Purchasing air tankers and helicopters is part of the political debate in Australia

The proposal would commit $101 million to boost aerial firefighting capability

tanker 137 Boeing 737 drop first wildfire bushfire
On November 22, 2018 Air Tanker 137 made the first drop by a Boeing 737 on an active fire. It occurred on a bushfire in the Hunter region of New South Wales, Australia. Screenshot from NSW RFS video.

The Labor Party in Australia is pushing for a large increase in the aerial firefighting capability of the country. Opposition Leader Bill Shorten said if the party wins the federal election the government would infuse $101 million into the country’s aerial firefighting capacity.

Australia does not own any large or very large fixed wing air tankers and had little or no history of using them on bushfires until 2010 when they began a trial with a DC-10. After that first drop on a fire on January 31, 2010 the air tanker program, called “water bombers” down under, grew very slowly until a few years ago when they began contracting for multiple air tankers from North America, including the DC-10, RJ-85, C-130, and most recently, a 737. During the 2018-2019 bushfire season which just concluded, the country had six air tankers on contract — one 737, two C-130s, and three RJ85s. They also brought in helicopters including S-61s and Erickson Aircranes.

In December, 2018 the New South Wales government announced funding of $26.3 million to purchase one large fixed wing air tanker and two fixed-wing lead/supervision aircraft. Richard Alder, General Manager of Australia’s National Aerial Firefighting Centre (NAFC), told us the intent of the NSW government was to maintain a resident near-year-round large airtanker capability.  This would continue to be supplemented by contracted seasonal large airtankers.

But the proposed new funding initiative recently disclosed by the Labor Party would allow the federal government to purchase up to six large or very large air tankers and up to twelve helicopters, such as retrofitted Blackhawks from the military or Erickson Aircranes.

The proposal also calls for creating the country’s first “Smokejumper” units. However, they describe “Smokejumper” as a firefighter who rappels from a helicopter. In Canada and the United States a smokejumper jumps out of a fixed wing aircraft with a parachute and then fights the fire from the ground. Rappellers in the U.S. are delivered to a fire via a rope below a helicopter.

Of the total of $101 million the party wants to use to boost aerial firefighting capability, $80 million would go toward acquiring air tankers and helicopters, with $21 million being committed to the National Aerial Firefighter Centre to restore recently reduced funding.

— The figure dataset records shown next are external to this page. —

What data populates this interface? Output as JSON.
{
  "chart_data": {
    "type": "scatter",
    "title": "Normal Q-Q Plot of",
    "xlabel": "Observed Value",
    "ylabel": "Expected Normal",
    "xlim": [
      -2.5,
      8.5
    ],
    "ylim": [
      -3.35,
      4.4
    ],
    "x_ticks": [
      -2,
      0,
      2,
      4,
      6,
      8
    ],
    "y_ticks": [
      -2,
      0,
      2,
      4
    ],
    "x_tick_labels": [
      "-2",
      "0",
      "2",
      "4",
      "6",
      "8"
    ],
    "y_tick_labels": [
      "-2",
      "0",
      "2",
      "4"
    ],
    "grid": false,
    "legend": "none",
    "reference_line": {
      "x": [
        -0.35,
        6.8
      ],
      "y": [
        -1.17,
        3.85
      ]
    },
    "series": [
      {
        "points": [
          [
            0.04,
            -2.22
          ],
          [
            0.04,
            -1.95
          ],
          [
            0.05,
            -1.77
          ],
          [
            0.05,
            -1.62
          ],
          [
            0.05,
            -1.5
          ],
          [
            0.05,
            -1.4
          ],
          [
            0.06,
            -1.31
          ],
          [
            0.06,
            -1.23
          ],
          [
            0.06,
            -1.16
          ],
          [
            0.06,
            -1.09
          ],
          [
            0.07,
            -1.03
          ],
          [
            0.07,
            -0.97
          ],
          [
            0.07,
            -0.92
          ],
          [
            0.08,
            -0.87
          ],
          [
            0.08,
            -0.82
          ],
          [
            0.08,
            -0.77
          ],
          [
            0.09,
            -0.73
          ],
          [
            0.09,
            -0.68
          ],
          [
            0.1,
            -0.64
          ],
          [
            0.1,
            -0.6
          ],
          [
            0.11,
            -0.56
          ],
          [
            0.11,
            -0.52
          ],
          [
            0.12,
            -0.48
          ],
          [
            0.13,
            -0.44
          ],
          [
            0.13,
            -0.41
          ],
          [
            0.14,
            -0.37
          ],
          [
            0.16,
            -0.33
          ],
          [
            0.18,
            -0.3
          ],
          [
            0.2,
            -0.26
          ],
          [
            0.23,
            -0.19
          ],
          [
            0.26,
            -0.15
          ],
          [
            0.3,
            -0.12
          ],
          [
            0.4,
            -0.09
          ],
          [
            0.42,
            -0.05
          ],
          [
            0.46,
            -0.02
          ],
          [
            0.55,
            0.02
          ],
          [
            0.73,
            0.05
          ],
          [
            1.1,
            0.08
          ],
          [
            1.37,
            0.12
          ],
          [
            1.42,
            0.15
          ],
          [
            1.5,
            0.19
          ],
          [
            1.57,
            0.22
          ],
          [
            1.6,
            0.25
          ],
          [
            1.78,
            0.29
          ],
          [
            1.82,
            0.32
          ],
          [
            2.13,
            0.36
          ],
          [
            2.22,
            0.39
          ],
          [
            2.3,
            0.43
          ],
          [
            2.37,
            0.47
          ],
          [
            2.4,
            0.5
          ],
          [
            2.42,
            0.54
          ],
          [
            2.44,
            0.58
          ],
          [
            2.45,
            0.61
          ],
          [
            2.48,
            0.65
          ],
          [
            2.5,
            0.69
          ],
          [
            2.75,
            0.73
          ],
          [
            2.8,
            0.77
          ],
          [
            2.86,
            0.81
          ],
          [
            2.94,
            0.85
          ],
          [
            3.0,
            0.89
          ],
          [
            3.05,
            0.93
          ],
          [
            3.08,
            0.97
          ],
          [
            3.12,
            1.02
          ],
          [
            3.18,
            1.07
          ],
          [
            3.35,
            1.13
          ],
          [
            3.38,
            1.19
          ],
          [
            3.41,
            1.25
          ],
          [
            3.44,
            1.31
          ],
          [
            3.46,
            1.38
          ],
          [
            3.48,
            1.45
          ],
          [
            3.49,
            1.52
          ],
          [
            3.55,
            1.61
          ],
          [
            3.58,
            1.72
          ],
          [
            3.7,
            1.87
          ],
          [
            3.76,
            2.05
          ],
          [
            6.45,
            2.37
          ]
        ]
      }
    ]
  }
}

6 thoughts on “Purchasing air tankers and helicopters is part of the political debate in Australia”

  1. Well this is a very interesting proposal, the growing problem of wildfires is the season is gonna get longer and longer and one of the problems our officials are facing the tankers may not be available when needed so it makes sense for Australia to have its own tankers. The question is which tankers/helicopters.

    Aircraft, the Boeing 737 is an obvious choice, because it can respond from one end of the country to another in a few hours. And there is plenty available in the boneyard Coulson aviation would also be the best choice to outfit the tanker.

    Now helicopters, a bit more difficult there is several choices.The problem with the helicopter tanker is its much slower responding to fires and other parts of the country the best option locate them at fire prone areas.

    CH-47 would be a very good choice. The US Army are selling off quite a number of their D versions and as well they can handle up to 11,000 litres of water, they’re selling for approximately 3 to $6 million each plus quite a bit of refurbishing as well needed.

    The Erickson S64 sky crane is also a good choice but takes approximately 12 months to build these machines and cost roundabout $30 million each?,

    The file Hawk, is also a good option but the tank only holds 3850 leaders?. My understanding is the US government is selling off quite a few Blackhawks that could be converted five Hawks.

  2. Perhaps Australia could do a follow-on report to this one. It is the best study to date on air tanker effectiveness. The US hasn’t produced anything comparable. The AFUE program has been a couple of years away for several years.

    The Effectiveness and Efficiency of Aerial Firefighting in Australia

    This report was done before Australia started contracting for large and very large air tankers so a comparison between SEATs, helos, LATs, and VLATs would be very useful in informing agencies on what kind of mix to procure.